The Whale at Home

When I rattle my keys in the front door
back from my daughter's, back from months on the road
this house looks at me. Where have you been?
it asks. I have nothing to say to you.

So here we are. Silent and dark.
My daughter and her cats are not here.
My hound dog Rex–who smiled on the front seat
beside me nine summers across the continent–

is not here. Sometimes I pretend he is close,
that he goes in and out the door with me
that he snores on the sofa. When I lie to sleep 
in the soft dark, I can hear him scrabble his blankets.
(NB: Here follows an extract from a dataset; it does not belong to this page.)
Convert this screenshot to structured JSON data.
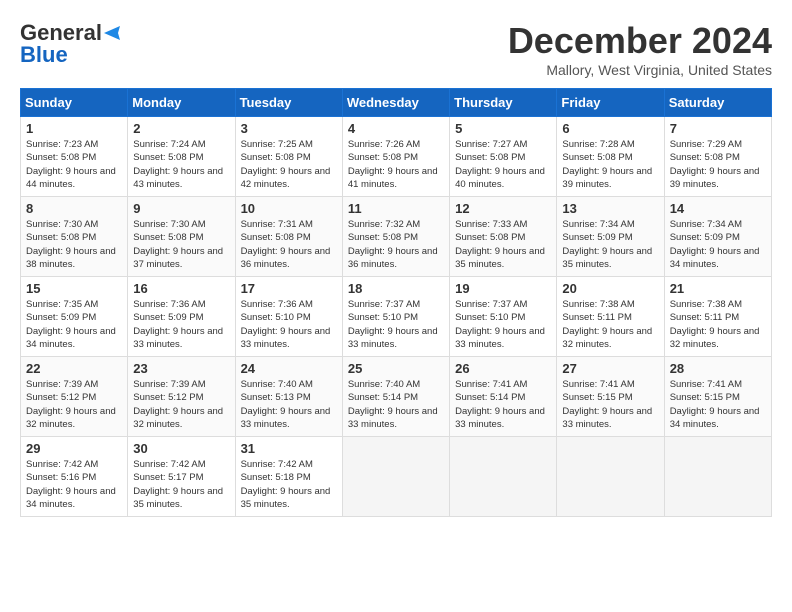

But I don't catch the gleam of his eyes
as I enter a room. He doesn't slam out 
the dog door to bark at someone on the road.
He is as silent as the house–

this house, which is too big for me. I read a book
by a woman who lost the right half of her brain to a stroke.
She said that going down the hallway at school
was like being a giant electric blue whale.

She had no edges except what bounced against the walls.
If we take it from the right brain, the dream brain
always there, as stars are, just masked by daylight
then we're always the whale.

In this silent house, that whale grows.
I become the monster of the Great Sea Blues
blue electrons rising up to the loft and the bedroom
and out through the door, under the wisteria to the studio.

If I get too small–say in the closet–the electrons
squawl through my hearing aid, electric ringing blue
and the Japanese bell with its blue tail of paper
rings back over the vent in the kitchen.

So it's ringing with sound, this place, 
radiant electric
and my dog is waiting in the garden.

—Sarah Webb, written to Eva H.B. prompt. the line "when I've been gone"

Crow love

The female crow stood before her beloved on the electric wire,
her head lowered, her beak bowed to her breast.
Her partner turned toward her and generously 
began to preen her head with his beak.
Never have I seen such tenderness among crows. 
All of a sudden he was done and stepped away from her.
Determined, she scooted closer to him, bowing her head once more.
In response, he hauled his closest leg up and around into the air
and whacked her from the side with his foot. 
Unfazed she stepped towards him again, bowed her head, and squawked.
This he could not resist. Obediently, he turned once more to preen her, 
and then flew off with her in close pursuit.

—Laurie Winnette


We’ve all been here before…. I’ve been you… you’ve been me. I’ve been the tree, the fox, the grape, the house….. the sunlight…. I’ve been it all. There is no separation. Energy does not die, just evolves. We are the incense that burns and scents the air… ash to ash… I will always rise, dissolving and transforming. I am EVERY thing because I am NO thing.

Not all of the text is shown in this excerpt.